I'd also remove the tempshift plates inside the nuclear waste pool, bar the ones touching the metal walls. A big square of tempshift plates has pitiful thermal mass compared to a pool of nuclear waste and liquid/liquid heat transfer is brutally fast, I think the pool would reach a decent equilibrium even without them. More space for silly pixel art, like a big radiation symbol. Unless you have already tried that... and it results in waste boiling.

Kudos!

[Charletrom]

Thanks! A few tips for the plant mutator:

1. Set up the farm so that a single dupe (use door permissions) can only enter when all the plants are ready to harvest. This can be accomplished with timers and a signal counter that controls a door. Make sure the signal counters are set to a value above the growth time for the plants. For example, mushrooms need 7.5 cycles to grow, so set the counter to 8. Set the harvest priority to 9, and the timing so that the doors open at the start of the dupe’s work time. Don’t forget to include dupe sensors inside the farm so no one gets stuck.

2. Use a conveyor meter to control how much fuel gets loaded, making sure the RR only turns on long enough for the dupes to finish harvesting. If you are swimming in uranium you can just use 10kg so the RR is on for the full cycle. Make sure you set up the automation so that the autosweeper is disabled before any more fuel is added to the chamber.

3. Use gold amalgam for the farm tiles, and gold metal tiles for the reactor chamber.

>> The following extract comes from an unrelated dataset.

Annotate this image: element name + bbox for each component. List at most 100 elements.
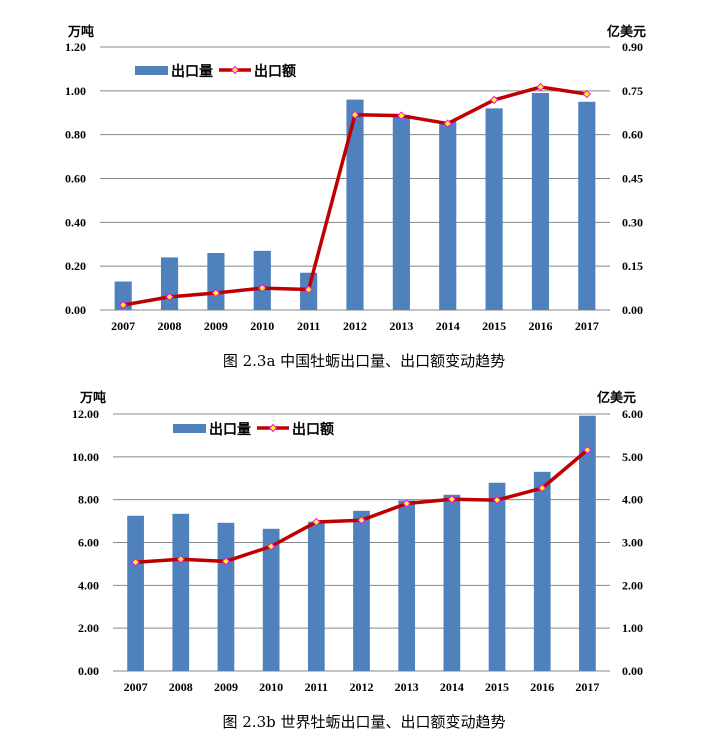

These materials have low radiation resistance and will allow a ton of radiation to reach the plants.

4. Mitigate radiation sickness. There can be ~3k or more rads in the farm when the RR is on. At high difficulty settings w/o lead suits you will have major problems. Lead suits are a good idea, and you can also put some rad pills inside the farm. That way only the farmer will eat them, and only during the cycle that they harvest the plants.